You can't cast a string to a char, which is what you are trying to do in line 25. That's where the error is coming from.

Also, your line:

RandNum = 65 + rand()% 26; // generate the numbers in the ASCII range

is assigning a value from 65 to 90 to a string. You should replace RandNum in this line with a variable that is a character variable.

#include <iostream>
#include <cstdlib>
#include <ctime>
#include <string>


using namespace std;

int main()

{
        srand ((unsigned) time(0) ); //<----Only seed once	
//A string is not necessary, you aren't using any the facilities of the class
        char* RandNum;
//What is this supposed to do? There's no input from the user?	
        char UserLetter; // what the user will enter  and the place of storage in char


	for (int i=0; i <10; i++)	
	     RandNum[i] = 65 + rand()% 26;

	cout << RandNum << endl;
	return 0;
}

There is no need to cast a string to a char* anyway since cout already knows what a string is and can output it just fine

can anyone help me, what if i want to random only vowel (a,e,i,o,u) ?thz

for a set of random letters like only vowels you can create an array that holds the vowels and then use rand % (size of array) to get the index for the element in the vowel array.

oh i got it....thank.

oh i got it....thank.

In that case mark this thread as solve, please.

#include <iostream>
#include <cstdlib>
#include <ctime>
#include <string>


using namespace std;

int main()

{
        srand ((unsigned) time(0) ); //<----Only seed once	
//A string is not necessary, you aren't using any the facilities of the class
        char* RandNum;
//What is this supposed to do? There's no input from the user?	
        char UserLetter; // what the user will enter  and the place of storage in char


	for (int i=0; i <10; i++)	
	     RandNum[i] = 65 + rand()% 26;

	cout << RandNum << endl;
	return 0;
}

There is no need to cast a string to a char* anyway since cout already knows what a string is and can output it just fine

really, I mean come on. RandNum is never allocated, but still written into. Plus its
not null-terminated. And on top of that you tell him not to use std::string, SMH.
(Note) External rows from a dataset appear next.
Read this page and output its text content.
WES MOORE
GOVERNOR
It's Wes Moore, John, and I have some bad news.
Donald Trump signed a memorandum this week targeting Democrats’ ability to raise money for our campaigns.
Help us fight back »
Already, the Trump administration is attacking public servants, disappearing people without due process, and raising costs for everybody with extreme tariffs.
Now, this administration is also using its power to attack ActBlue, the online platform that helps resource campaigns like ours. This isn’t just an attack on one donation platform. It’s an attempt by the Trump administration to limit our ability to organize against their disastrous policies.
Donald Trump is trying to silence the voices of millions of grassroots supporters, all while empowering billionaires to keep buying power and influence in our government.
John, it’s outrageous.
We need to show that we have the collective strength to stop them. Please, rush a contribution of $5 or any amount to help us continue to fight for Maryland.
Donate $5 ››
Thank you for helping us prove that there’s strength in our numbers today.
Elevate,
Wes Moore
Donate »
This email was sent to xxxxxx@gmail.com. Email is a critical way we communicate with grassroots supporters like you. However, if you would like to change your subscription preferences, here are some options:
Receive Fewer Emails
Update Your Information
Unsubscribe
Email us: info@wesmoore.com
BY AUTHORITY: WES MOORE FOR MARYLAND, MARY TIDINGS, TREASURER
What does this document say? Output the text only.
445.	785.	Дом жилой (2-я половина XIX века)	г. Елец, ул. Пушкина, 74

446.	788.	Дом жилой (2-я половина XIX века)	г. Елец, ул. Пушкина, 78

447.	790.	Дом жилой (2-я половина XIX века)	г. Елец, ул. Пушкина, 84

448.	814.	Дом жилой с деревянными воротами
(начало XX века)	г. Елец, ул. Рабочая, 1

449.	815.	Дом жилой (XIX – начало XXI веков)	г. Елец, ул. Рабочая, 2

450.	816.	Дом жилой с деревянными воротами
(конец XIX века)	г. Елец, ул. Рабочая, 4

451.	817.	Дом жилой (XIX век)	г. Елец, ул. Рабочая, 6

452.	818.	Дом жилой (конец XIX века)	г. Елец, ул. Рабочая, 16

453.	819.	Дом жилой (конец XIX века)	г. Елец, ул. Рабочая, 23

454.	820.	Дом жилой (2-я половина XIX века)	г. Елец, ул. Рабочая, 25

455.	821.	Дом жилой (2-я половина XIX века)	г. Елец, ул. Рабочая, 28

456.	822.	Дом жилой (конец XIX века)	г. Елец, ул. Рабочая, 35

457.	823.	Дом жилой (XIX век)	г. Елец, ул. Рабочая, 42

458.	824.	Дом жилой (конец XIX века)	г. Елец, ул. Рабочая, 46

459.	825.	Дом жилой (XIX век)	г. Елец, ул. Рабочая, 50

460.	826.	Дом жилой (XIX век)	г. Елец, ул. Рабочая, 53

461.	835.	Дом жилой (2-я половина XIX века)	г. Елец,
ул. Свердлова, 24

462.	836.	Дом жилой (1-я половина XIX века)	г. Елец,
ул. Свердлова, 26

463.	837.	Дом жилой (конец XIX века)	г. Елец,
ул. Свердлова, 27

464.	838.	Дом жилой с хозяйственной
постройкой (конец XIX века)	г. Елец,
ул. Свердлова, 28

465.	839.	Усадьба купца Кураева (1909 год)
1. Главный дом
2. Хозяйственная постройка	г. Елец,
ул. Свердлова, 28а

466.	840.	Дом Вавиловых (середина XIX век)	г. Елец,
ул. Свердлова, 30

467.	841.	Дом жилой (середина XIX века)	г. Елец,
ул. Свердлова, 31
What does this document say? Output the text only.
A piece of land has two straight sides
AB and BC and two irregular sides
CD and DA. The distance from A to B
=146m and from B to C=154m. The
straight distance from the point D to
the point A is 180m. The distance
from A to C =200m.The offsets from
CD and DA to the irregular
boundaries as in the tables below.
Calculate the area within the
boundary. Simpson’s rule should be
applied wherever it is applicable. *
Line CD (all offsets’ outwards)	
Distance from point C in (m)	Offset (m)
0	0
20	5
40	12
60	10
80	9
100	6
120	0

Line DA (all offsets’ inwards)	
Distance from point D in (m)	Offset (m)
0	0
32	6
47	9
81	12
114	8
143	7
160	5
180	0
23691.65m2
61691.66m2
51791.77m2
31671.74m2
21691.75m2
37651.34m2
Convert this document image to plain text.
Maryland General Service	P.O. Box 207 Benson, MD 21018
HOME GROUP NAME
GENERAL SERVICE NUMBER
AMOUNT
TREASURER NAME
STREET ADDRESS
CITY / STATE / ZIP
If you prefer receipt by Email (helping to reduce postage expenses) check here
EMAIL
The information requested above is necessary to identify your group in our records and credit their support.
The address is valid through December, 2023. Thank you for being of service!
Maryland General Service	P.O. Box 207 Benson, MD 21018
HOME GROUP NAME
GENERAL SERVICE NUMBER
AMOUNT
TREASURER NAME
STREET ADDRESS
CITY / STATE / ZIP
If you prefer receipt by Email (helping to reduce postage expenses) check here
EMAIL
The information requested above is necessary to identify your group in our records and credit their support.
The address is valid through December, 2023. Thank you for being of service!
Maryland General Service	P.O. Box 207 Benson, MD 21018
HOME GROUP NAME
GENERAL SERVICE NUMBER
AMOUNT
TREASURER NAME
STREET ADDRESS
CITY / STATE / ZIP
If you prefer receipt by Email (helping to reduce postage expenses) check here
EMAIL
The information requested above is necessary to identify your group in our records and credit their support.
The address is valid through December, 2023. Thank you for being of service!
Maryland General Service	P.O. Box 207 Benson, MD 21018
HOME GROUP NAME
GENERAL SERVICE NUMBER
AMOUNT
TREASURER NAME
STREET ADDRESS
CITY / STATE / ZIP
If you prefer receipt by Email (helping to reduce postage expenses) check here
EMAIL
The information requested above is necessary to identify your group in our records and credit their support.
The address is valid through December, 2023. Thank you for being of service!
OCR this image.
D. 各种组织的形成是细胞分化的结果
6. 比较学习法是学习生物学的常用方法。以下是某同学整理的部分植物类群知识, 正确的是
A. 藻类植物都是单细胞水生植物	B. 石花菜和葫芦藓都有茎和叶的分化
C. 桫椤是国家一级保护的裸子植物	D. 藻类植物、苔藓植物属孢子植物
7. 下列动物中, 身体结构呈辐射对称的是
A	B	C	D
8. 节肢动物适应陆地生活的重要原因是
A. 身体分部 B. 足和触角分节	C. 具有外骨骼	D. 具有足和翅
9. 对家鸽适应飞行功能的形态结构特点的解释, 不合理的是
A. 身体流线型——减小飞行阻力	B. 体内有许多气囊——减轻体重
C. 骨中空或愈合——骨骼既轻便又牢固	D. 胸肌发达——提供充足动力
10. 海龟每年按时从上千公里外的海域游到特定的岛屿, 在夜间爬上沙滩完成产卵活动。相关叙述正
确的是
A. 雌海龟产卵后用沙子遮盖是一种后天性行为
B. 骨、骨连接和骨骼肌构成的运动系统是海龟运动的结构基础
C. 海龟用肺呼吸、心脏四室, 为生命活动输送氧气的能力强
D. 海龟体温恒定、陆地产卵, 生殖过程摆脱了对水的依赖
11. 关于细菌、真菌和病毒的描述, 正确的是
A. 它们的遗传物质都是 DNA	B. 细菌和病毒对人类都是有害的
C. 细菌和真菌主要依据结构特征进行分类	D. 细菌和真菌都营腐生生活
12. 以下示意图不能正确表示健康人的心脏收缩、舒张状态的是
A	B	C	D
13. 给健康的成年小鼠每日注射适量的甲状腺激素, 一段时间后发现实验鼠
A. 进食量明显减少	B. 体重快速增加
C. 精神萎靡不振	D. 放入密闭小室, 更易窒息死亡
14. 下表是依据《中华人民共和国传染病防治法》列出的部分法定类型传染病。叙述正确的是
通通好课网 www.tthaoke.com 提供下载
Even though, he might not need to use string's capability now, he might later on. And
at the very least, he does not have to worry about dynamic memory management.

Hey guys not sure if you realize but this thread was resurrected by yangclan. I didn't notice until he replied back that he had bumped a dead thread.

Can someone explain a little bit more about the random letter generator.. please I need help on that.